Lo más grave es que esta dependencia no constituye un fenómeno aislado. Durante el primer semestre de 2026, diez compañías vinculadas directa o indirectamente a la infraestructura de inteligencia artificial explicaron prácticamente todo el avance del Nasdaq-100. Micron llegó a aportar por sí sola alrededor del 26% de la rentabilidad acumulada.
Amazon prolonga la euforia
La jornada recibió un nuevo estímulo después del cierre. Amazon avanzó alrededor de un 9% en las operaciones posteriores a la sesión tras presentar ingresos de 200.600 millones de dólares, por encima de las previsiones del mercado.
El crecimiento de Amazon Web Services y del negocio publicitario reforzó la expectativa de que las grandes plataformas continúen aumentando su inversión tecnológica.
El contraste con Apple resultó evidente. El fabricante del iPhone superó las previsiones de ingresos, con 109.400 millones de dólares, pero sus acciones retrocedieron en el mercado fuera de hora. Los inversores penalizaron las dudas sobre el crecimiento de los servicios y la capacidad de la compañía para liderar la siguiente fase de la inteligencia artificial.
El riesgo de una bolsa desequilibrada
El diagnóstico es inequívoco: el Nasdaq continúa dependiendo de un reducido grupo de empresas. Esa concentración amplifica las ganancias cuando los resultados superan las expectativas, pero también puede acelerar las correcciones.
La sesión anterior había mostrado precisamente ese riesgo. Las dudas sobre el gasto en inteligencia artificial, la inflación y la política monetaria provocaron fuertes ventas. Bastó un resultado excepcional de Microsoft para revertir el movimiento.

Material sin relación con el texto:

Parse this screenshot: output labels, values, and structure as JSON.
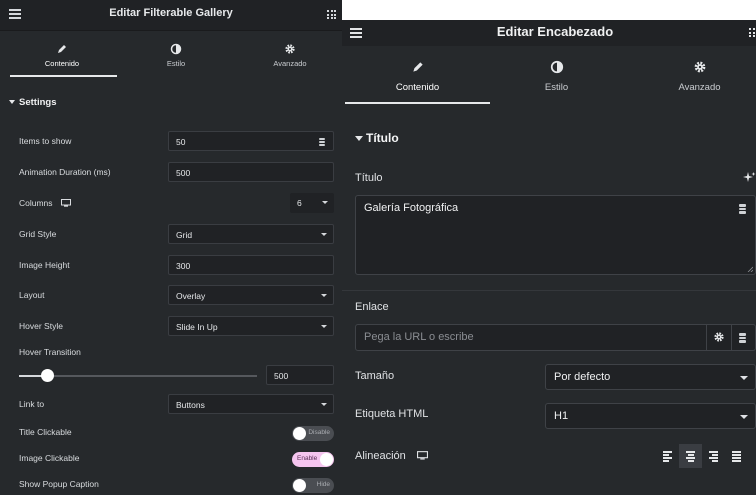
{
  "left_panel": {
    "title": "Editar Filterable Gallery",
    "tabs": [
      {
        "label": "Contenido",
        "icon": "pencil-icon",
        "active": true
      },
      {
        "label": "Estilo",
        "icon": "contrast-icon",
        "active": false
      },
      {
        "label": "Avanzado",
        "icon": "gear-icon",
        "active": false
      }
    ],
    "section_title": "Settings",
    "items_to_show": {
      "label": "Items to show",
      "value": "50"
    },
    "animation_duration": {
      "label": "Animation Duration (ms)",
      "value": "500"
    },
    "columns": {
      "label": "Columns",
      "value": "6"
    },
    "grid_style": {
      "label": "Grid Style",
      "value": "Grid"
    },
    "image_height": {
      "label": "Image Height",
      "value": "300"
    },
    "layout": {
      "label": "Layout",
      "value": "Overlay"
    },
    "hover_style": {
      "label": "Hover Style",
      "value": "Slide In Up"
    },
    "hover_transition": {
      "label": "Hover Transition",
      "value": "500",
      "slider_fraction": 0.12
    },
    "link_to": {
      "label": "Link to",
      "value": "Buttons"
    },
    "title_clickable": {
      "label": "Title Clickable",
      "state": "Disable"
    },
    "image_clickable": {
      "label": "Image Clickable",
      "state": "Enable"
    },
    "show_popup_caption": {
      "label": "Show Popup Caption",
      "state": "Hide"
    }
  },
  "right_panel": {
    "title": "Editar Encabezado",
    "tabs": [
      {
        "label": "Contenido",
        "icon": "pencil-icon",
        "active": true
      },
      {
        "label": "Estilo",
        "icon": "contrast-icon",
        "active": false
      },
      {
        "label": "Avanzado",
        "icon": "gear-icon",
        "active": false
      }
    ],
    "section_title": "Título",
    "titulo": {
      "label": "Título",
      "value": "Galería Fotográfica"
    },
    "enlace": {
      "label": "Enlace",
      "placeholder": "Pega la URL o escribe"
    },
    "tamano": {
      "label": "Tamaño",
      "value": "Por defecto"
    },
    "etiqueta_html": {
      "label": "Etiqueta HTML",
      "value": "H1"
    },
    "alineacion": {
      "label": "Alineación",
      "options": [
        "left",
        "center",
        "right",
        "justify"
      ],
      "selected": "center"
    }
  },
  "colors": {
    "panel_bg": "#26292c",
    "header_bg": "#202225",
    "toggle_on": "#f5c5ef"
  }
}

La consecuencia es clara. El mercado está dispuesto a financiar inversiones multimillonarias, pero exige pruebas de rentabilidad. Las compañías que demuestren crecimiento en la nube, mejora de márgenes y demanda sostenida recibirán una prima. Las que acumulen gastos sin ofrecer visibilidad serán castigadas.

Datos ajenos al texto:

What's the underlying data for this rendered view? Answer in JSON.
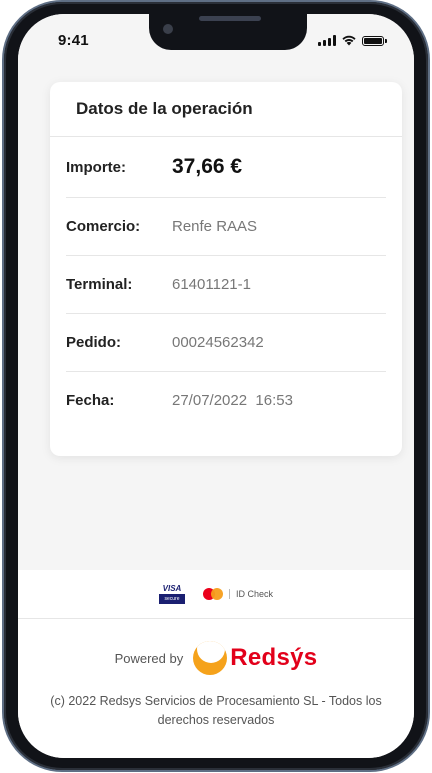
{
  "status_bar": {
    "time": "9:41"
  },
  "card": {
    "title": "Datos de la operación",
    "rows": [
      {
        "label": "Importe:",
        "value": "37,66 €"
      },
      {
        "label": "Comercio:",
        "value": "Renfe RAAS"
      },
      {
        "label": "Terminal:",
        "value": "61401121-1"
      },
      {
        "label": "Pedido:",
        "value": "00024562342"
      },
      {
        "label": "Fecha:",
        "value": "27/07/2022  16:53"
      }
    ]
  },
  "brands": {
    "visa_label": "VISA",
    "visa_sub": "secure",
    "id_check": "ID Check"
  },
  "footer": {
    "powered_by": "Powered by",
    "logo_text": "Redsýs",
    "copyright": "(c) 2022 Redsys Servicios de Procesamiento SL - Todos los derechos reservados"
  },
  "colors": {
    "brand_red": "#e2001a",
    "brand_orange": "#f5a21b",
    "visa_blue": "#1a1f71"
  }
}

La prueba decisiva para el Nasdaq
El Nasdaq acumula una subida cercana al 8,1% en 2026, aunque todavía no ha recuperado los máximos de junio. El siguiente tramo dependerá de que los beneficios empresariales justifiquen unas valoraciones cada vez más exigentes.
Microsoft ha demostrado que la inteligencia artificial puede impulsar ingresos y flujo de caja. Micron, AMD y Lam Research han confirmado que la construcción de infraestructura continúa. Pero la sostenibilidad del rally exigirá que el crecimiento se extienda a más compañías.
La jornada ha sido histórica por su intensidad, no por alcanzar un nuevo récord del índice. El Nasdaq vuelve a acelerar, aunque lo hace apoyado sobre una base cada vez más estrecha.